In the 21st century, talking about long-distance communication is not referring to a technological luxury or social media entertainment. It is a vital infrastructure for human survival. In today’s Cuba, however, the energy crisis, exacerbated by the United States’ economic harassment of the island. It has brought with it a peripheral but equally devastating shadow: the communications blackout.

When the electricity goes out for endless hours, it takes with it much more than fresh air or food refrigeration. It also takes away the possibility of knowing if our loved ones are safe.

The impact on daily life is stark. The country’s mobile phone base stations depend, inevitably, on electricity, which is currently at record lows. When they are deprived of power, coverage collapses. The result is a deathly silence that fractures family ties just when geographical distance. With emigration scattering Cuban families across the globe. It makes daily contact the only balm against uncertainty.

Entire families spend days in absolute isolation. Unable to send a “I’m okay” message or receive moral or financial support from their loved ones abroad.

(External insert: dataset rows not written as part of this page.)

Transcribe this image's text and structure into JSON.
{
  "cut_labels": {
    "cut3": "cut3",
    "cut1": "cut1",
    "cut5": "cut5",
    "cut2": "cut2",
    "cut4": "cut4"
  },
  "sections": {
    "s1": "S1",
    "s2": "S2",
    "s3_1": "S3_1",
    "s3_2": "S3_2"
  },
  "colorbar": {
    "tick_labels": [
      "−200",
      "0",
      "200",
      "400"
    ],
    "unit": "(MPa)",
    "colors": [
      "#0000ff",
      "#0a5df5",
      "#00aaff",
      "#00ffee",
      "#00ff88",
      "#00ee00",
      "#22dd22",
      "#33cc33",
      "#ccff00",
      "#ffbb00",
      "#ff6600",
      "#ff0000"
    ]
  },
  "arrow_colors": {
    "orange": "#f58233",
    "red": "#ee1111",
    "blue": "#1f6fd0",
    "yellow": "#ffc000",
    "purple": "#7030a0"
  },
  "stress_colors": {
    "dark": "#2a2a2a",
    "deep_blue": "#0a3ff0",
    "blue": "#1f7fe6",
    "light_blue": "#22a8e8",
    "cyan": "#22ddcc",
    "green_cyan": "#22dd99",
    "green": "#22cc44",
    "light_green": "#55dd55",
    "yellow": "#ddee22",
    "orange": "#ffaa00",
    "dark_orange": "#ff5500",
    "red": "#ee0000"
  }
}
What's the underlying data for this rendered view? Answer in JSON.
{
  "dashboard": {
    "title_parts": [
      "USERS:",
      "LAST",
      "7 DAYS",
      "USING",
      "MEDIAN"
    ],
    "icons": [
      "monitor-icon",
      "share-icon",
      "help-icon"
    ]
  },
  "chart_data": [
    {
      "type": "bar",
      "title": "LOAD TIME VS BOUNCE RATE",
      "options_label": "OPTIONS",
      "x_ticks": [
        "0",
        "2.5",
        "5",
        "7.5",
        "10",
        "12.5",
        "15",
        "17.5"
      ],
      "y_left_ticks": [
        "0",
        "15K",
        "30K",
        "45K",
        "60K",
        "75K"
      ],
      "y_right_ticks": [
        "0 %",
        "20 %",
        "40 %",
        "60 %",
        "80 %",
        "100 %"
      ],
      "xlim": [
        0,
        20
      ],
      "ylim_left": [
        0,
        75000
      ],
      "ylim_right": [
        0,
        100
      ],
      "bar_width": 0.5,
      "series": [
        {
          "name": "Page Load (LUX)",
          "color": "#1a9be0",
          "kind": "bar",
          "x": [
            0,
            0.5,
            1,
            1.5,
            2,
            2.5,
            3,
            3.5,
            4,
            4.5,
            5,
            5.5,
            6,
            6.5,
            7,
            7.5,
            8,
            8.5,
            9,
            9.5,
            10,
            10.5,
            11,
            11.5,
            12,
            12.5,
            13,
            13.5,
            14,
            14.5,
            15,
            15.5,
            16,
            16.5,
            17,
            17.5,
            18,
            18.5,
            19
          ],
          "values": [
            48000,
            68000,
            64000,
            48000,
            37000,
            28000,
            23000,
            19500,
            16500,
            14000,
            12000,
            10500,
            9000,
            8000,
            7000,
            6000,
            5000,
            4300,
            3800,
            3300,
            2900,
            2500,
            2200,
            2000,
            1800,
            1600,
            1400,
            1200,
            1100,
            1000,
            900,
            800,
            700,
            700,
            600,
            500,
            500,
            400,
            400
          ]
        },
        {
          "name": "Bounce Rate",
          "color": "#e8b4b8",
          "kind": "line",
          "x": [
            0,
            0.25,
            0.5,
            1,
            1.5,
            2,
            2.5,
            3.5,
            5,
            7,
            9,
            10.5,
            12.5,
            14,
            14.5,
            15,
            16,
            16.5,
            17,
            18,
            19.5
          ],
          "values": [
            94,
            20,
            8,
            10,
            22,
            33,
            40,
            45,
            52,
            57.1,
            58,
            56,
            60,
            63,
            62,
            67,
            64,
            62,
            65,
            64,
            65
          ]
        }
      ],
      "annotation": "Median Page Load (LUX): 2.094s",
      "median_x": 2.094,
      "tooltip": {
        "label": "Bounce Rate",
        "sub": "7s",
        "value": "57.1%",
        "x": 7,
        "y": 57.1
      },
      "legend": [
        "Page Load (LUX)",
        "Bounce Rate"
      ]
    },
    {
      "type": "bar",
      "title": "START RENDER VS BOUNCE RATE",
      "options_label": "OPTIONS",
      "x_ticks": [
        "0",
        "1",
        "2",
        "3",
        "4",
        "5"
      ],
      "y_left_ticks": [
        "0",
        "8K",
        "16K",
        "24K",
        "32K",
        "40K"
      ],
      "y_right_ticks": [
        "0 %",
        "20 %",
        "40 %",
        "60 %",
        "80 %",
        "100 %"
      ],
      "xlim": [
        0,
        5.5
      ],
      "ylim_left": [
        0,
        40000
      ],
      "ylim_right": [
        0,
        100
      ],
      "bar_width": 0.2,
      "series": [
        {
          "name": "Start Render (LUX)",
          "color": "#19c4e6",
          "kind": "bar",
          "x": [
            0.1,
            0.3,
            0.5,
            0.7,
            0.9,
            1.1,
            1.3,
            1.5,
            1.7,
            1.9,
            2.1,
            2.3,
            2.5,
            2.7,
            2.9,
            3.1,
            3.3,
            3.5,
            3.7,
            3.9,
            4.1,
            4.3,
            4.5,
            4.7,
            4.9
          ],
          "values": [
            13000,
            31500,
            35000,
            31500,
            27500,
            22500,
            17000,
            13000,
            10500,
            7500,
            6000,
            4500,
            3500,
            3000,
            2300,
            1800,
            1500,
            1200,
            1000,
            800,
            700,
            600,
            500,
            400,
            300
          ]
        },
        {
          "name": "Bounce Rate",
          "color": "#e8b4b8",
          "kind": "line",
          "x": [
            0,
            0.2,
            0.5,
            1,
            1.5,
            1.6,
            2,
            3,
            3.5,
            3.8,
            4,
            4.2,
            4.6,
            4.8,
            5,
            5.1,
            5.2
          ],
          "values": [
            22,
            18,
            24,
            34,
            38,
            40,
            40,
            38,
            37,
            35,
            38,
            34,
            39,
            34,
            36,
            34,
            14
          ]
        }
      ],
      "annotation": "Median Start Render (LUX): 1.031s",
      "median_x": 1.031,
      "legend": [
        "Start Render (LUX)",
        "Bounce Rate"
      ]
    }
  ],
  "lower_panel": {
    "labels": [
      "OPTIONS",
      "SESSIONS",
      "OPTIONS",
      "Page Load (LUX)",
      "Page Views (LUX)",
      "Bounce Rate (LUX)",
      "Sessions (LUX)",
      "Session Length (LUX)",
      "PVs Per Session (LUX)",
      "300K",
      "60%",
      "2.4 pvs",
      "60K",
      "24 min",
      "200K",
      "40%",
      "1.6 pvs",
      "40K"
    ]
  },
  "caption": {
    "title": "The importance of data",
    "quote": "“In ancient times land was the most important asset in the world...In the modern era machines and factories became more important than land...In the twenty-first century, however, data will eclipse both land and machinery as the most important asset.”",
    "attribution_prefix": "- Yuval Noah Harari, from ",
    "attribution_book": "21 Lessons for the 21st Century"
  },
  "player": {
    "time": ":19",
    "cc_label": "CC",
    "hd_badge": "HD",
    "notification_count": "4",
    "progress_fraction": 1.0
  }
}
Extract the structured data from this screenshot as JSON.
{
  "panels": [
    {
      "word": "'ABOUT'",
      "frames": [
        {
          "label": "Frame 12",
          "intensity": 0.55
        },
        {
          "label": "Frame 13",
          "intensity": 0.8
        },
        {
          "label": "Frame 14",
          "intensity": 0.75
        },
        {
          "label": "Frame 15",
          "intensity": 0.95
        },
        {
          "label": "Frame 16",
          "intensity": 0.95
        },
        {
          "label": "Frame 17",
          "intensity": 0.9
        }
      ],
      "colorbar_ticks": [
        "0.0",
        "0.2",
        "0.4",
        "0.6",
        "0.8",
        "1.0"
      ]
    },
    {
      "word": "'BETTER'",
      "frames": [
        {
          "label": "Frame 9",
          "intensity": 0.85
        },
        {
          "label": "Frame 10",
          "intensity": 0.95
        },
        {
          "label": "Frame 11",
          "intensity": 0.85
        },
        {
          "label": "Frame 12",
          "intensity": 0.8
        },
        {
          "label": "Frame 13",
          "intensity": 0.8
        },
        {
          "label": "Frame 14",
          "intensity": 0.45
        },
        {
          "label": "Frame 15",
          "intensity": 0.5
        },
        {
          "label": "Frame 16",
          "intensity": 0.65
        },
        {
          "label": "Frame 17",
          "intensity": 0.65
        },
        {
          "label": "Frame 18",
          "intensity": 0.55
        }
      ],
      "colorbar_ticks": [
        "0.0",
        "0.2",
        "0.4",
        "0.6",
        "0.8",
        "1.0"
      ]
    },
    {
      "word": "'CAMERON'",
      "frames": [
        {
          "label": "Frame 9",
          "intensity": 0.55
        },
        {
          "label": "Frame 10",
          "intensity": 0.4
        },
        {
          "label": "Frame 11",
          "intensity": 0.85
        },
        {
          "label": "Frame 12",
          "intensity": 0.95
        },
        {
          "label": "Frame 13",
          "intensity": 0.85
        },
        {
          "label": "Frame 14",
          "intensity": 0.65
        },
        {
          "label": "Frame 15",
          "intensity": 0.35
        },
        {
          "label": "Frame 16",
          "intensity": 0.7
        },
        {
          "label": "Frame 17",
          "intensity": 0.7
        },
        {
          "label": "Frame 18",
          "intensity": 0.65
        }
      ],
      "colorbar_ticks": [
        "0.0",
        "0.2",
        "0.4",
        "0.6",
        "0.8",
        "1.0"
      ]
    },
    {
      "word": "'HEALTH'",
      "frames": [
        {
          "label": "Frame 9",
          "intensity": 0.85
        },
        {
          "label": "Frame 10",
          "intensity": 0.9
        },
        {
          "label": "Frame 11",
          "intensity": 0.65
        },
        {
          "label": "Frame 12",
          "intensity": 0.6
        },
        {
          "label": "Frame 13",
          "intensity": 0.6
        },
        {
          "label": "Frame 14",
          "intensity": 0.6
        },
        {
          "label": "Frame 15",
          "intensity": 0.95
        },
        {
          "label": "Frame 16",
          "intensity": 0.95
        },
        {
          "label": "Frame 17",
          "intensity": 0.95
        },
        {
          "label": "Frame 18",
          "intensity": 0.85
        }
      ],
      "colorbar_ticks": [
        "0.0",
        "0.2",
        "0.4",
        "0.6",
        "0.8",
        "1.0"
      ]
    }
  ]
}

Moreover the real danger of this scenario lies not in the daily lack of communication, but in their vulnerability in emergencies. What happens when a household accident occurs in the middle of the night and the phone signal bars are at zero? How do you report a heart attack, premature birth, or a fire if landlines and cell phones are down?

The lack of connectivity transforms unforeseen health or safety emergencies into potential life-or-death situations. Society is left helpless, deprived of the most basic safety net that modernity should guarantee: the ability to call for help.

So this forced isolation deeply affects the collective psyche. Living with the constant anxiety of not knowing what’s happening on the other end of the phone generates a silent dread that erodes the social fabric. It disconnects us from reality, traps us in an informational limbo. And paralyzes work, education, and commerce, which today depend entirely on digital technology.

Communication is the nervous system of any modern society. The US oil embargo currently deprives Cubans of it. Condemning them to an isolation that not only sets them back but also leaves them vulnerable.

Electricity may be unavailable, but the guarantee of a means of communication in emergencies and the right to stay connected with loved ones should never be a variable that can be dispensed with.